Despite the plethora of gameplay issues, Left Alive at least looks good. On many levels, the game is richly textured and rife with fine detail that brings the destruction of Novo Slava to life. The impressive lighting really sets the tone in this title as you explore dark sewers lit only by the odd raging blaze or witness a glimmering sunset that highlights the hauntingly quiet streets. The characters themselves are well detailed and feature unique designs that still leave them grounded in this gritty setting. Despite how much life they show in cutscenes, however, I find they move and animate a bit stiffly in the hands of the player. The real treat, though, is seeing the weapons and mecha of the Front Mission universe rendered in full 3D glory. The developer definitely created a tangible world, one that rarely feels barren (when it isn't supposed to) and is interesting to explore.

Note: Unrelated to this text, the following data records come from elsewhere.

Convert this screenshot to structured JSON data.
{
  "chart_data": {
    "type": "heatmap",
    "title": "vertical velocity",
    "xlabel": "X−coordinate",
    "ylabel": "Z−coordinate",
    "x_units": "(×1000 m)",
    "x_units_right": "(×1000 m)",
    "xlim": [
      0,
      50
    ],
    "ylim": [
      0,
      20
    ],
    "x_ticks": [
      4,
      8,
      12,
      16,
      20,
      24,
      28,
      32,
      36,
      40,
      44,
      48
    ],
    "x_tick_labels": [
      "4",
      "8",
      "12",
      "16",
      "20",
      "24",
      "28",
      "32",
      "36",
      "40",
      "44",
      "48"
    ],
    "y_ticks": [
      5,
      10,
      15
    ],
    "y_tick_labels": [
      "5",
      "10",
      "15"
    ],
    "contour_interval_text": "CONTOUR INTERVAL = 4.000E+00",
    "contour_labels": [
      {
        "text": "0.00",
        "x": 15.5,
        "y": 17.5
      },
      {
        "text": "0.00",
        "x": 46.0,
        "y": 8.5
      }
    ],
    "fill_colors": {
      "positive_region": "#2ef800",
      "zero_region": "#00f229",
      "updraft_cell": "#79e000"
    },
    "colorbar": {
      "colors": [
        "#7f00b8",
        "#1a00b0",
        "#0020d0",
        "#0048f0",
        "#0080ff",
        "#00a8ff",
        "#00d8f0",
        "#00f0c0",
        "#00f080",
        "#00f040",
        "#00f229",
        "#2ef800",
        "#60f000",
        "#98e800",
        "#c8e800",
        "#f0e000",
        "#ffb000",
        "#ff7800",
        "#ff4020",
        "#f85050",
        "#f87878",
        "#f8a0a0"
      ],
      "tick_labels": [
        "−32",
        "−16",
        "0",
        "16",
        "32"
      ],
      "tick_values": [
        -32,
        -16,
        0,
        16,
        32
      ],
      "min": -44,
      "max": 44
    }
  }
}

As much of the game offers no music, sound design is important in punctuating the tense stillness of the war-torn city. This means the shuddering steps of Wanzers, the squeal of tank treads, and the distant report of gunfire forms the majority of the game's soundscape, effortlessly immersing players in the world. When Hidenori Iwasaki's music does stir to life, it is well composed but doesn't stand out by any means. The repetitive nature of combat does not take away from the few pieces of music on offer, as they seamlessly blend into the action and do not get old beyond the first few notes. The music also brings cutscenes to life, which amplifies solid performances by the voice actors. Their work creates believable characters who are largely grounded despite the convoluted and sometimes unbelievable tale. However, the lack of context for much of the voice mixing can take players out of the game. For example, distance or walls pose no obstacle for crisp sound, and soldiers wearing face masks seem to have no issues being heard. Despite this, and the lack of any truly memorable music, Left Alive's sound work does its job setting the tone for the title.

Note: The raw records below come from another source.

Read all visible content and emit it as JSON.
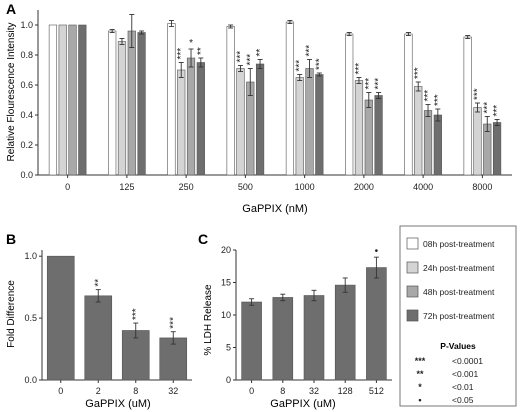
{
  "colors": {
    "s08": "#ffffff",
    "s24": "#d4d4d4",
    "s48": "#a8a8a8",
    "s72": "#6e6e6e",
    "single": "#6e6e6e",
    "axis": "#333333",
    "edge": "#555555"
  },
  "chart_data": [
    {
      "panel_label": "A",
      "type": "bar",
      "xlabel": "GaPPIX (nM)",
      "ylabel": "Relative Flourescence Intensity",
      "ylim": [
        0,
        1.1
      ],
      "yticks": [
        "0.0",
        "0.2",
        "0.4",
        "0.6",
        "0.8",
        "1.0"
      ],
      "categories": [
        "0",
        "125",
        "250",
        "500",
        "1000",
        "2000",
        "4000",
        "8000"
      ],
      "series": [
        {
          "name": "08h post-treatment",
          "values": [
            1.0,
            0.96,
            1.01,
            0.99,
            1.02,
            0.94,
            0.94,
            0.92
          ],
          "errors": [
            0,
            0.01,
            0.02,
            0.01,
            0.01,
            0.01,
            0.01,
            0.01
          ],
          "sig": [
            "",
            "",
            "",
            "",
            "",
            "",
            "",
            ""
          ]
        },
        {
          "name": "24h post-treatment",
          "values": [
            1.0,
            0.89,
            0.7,
            0.71,
            0.65,
            0.63,
            0.59,
            0.45
          ],
          "errors": [
            0,
            0.02,
            0.05,
            0.02,
            0.02,
            0.02,
            0.03,
            0.03
          ],
          "sig": [
            "",
            "",
            "***",
            "***",
            "***",
            "***",
            "***",
            "***"
          ]
        },
        {
          "name": "48h post-treatment",
          "values": [
            1.0,
            0.96,
            0.78,
            0.62,
            0.71,
            0.5,
            0.43,
            0.34
          ],
          "errors": [
            0,
            0.11,
            0.06,
            0.09,
            0.06,
            0.05,
            0.04,
            0.05
          ],
          "sig": [
            "",
            "",
            "*",
            "***",
            "***",
            "***",
            "***",
            "***"
          ]
        },
        {
          "name": "72h post-treatment",
          "values": [
            1.0,
            0.95,
            0.75,
            0.74,
            0.67,
            0.53,
            0.4,
            0.35
          ],
          "errors": [
            0,
            0.01,
            0.03,
            0.03,
            0.01,
            0.02,
            0.04,
            0.02
          ],
          "sig": [
            "",
            "",
            "**",
            "**",
            "***",
            "***",
            "***",
            "***"
          ]
        }
      ]
    },
    {
      "panel_label": "B",
      "type": "bar",
      "xlabel": "GaPPIX (uM)",
      "ylabel": "Fold Difference",
      "ylim": [
        0,
        1.05
      ],
      "yticks": [
        "0.0",
        "0.5",
        "1.0"
      ],
      "categories": [
        "0",
        "2",
        "8",
        "32"
      ],
      "values": [
        1.0,
        0.68,
        0.4,
        0.34
      ],
      "errors": [
        0,
        0.05,
        0.06,
        0.05
      ],
      "sig": [
        "",
        "**",
        "***",
        "***"
      ]
    },
    {
      "panel_label": "C",
      "type": "bar",
      "xlabel": "GaPPIX (uM)",
      "ylabel": "% LDH Release",
      "ylim": [
        0,
        20
      ],
      "yticks": [
        "0",
        "5",
        "10",
        "15",
        "20"
      ],
      "categories": [
        "0",
        "8",
        "32",
        "128",
        "512"
      ],
      "values": [
        12.0,
        12.7,
        13.0,
        14.6,
        17.3
      ],
      "errors": [
        0.5,
        0.5,
        0.8,
        1.1,
        1.6
      ],
      "sig": [
        "",
        "",
        "",
        "",
        "•"
      ]
    }
  ],
  "legend": {
    "items": [
      "08h post-treatment",
      "24h post-treatment",
      "48h post-treatment",
      "72h post-treatment"
    ],
    "pvalue_title": "P-Values",
    "pvalues": [
      {
        "sym": "***",
        "label": "<0.0001"
      },
      {
        "sym": "**",
        "label": "<0.001"
      },
      {
        "sym": "*",
        "label": "<0.01"
      },
      {
        "sym": "•",
        "label": "<0.05"
      }
    ]
  }
}
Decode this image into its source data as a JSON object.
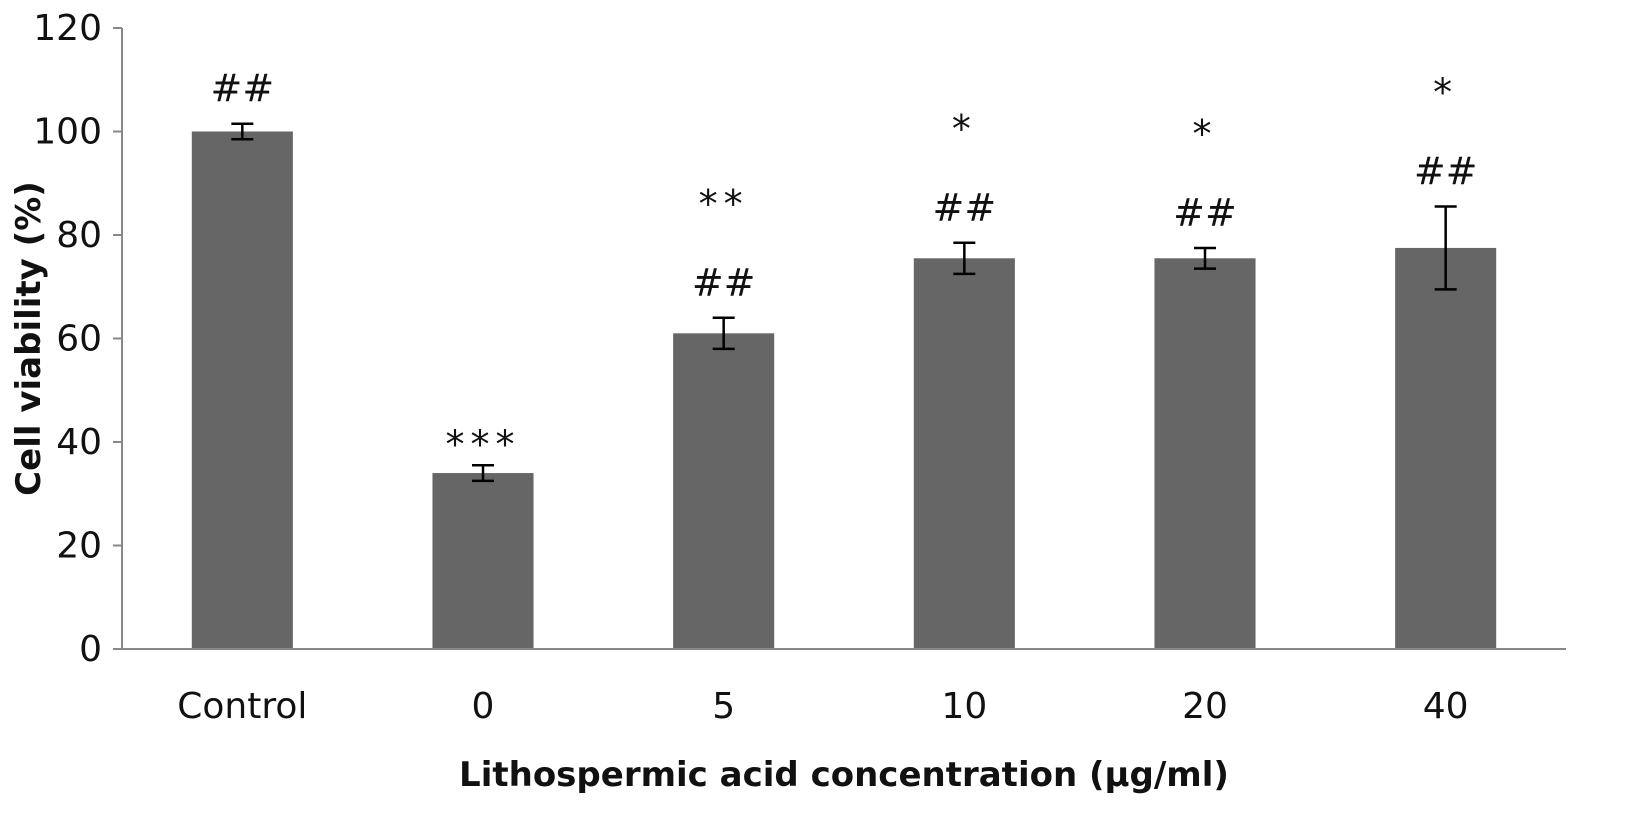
{
  "chart_data": {
    "type": "bar",
    "xlabel": "Lithospermic acid concentration (μg/ml)",
    "ylabel": "Cell viability (%)",
    "ylim": [
      0,
      120
    ],
    "yticks": [
      0,
      20,
      40,
      60,
      80,
      100,
      120
    ],
    "grid": false,
    "bar_color": "#666666",
    "categories": [
      "Control",
      "0",
      "5",
      "10",
      "20",
      "40"
    ],
    "values": [
      100,
      34,
      61,
      75.5,
      75.5,
      77.5
    ],
    "error": [
      1.5,
      1.5,
      3,
      3,
      2,
      8
    ],
    "annotations": [
      [
        "##"
      ],
      [
        "***"
      ],
      [
        "##",
        "**"
      ],
      [
        "##",
        "*"
      ],
      [
        "##",
        "*"
      ],
      [
        "##",
        "*"
      ]
    ]
  }
}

Unfortunately, despite all the tutorials, sorting out the complex tools at your fingertips is a slog as you fight against the stiff control scheme. What ensues is a clumsy attempt at using stealth that ends up making players feel largely powerless. There is a reason the most recent patch introduced a "Casual" setting and other elements that make the game an easier, more palatable experience. I struggle to imagine anyone on the development team walked away from this one entirely satisfied with their work. I don't mean to make light of the countless hours and effort put into the game, as executing so many of these concepts cannot have been an easy thing. It's simply unfortunate to see so much effort and heart fall horribly flat, as Left Alive contains a lot of great ideas that fail to deliver. In this way, I would argue Left Alive is the purest survival game ever: if you can play to the end, you can survive anything.
This review is based on a free review copy provided to RPGFan by the developer. This relationship in no way influenced the reviewer's opinion of the game or its final score.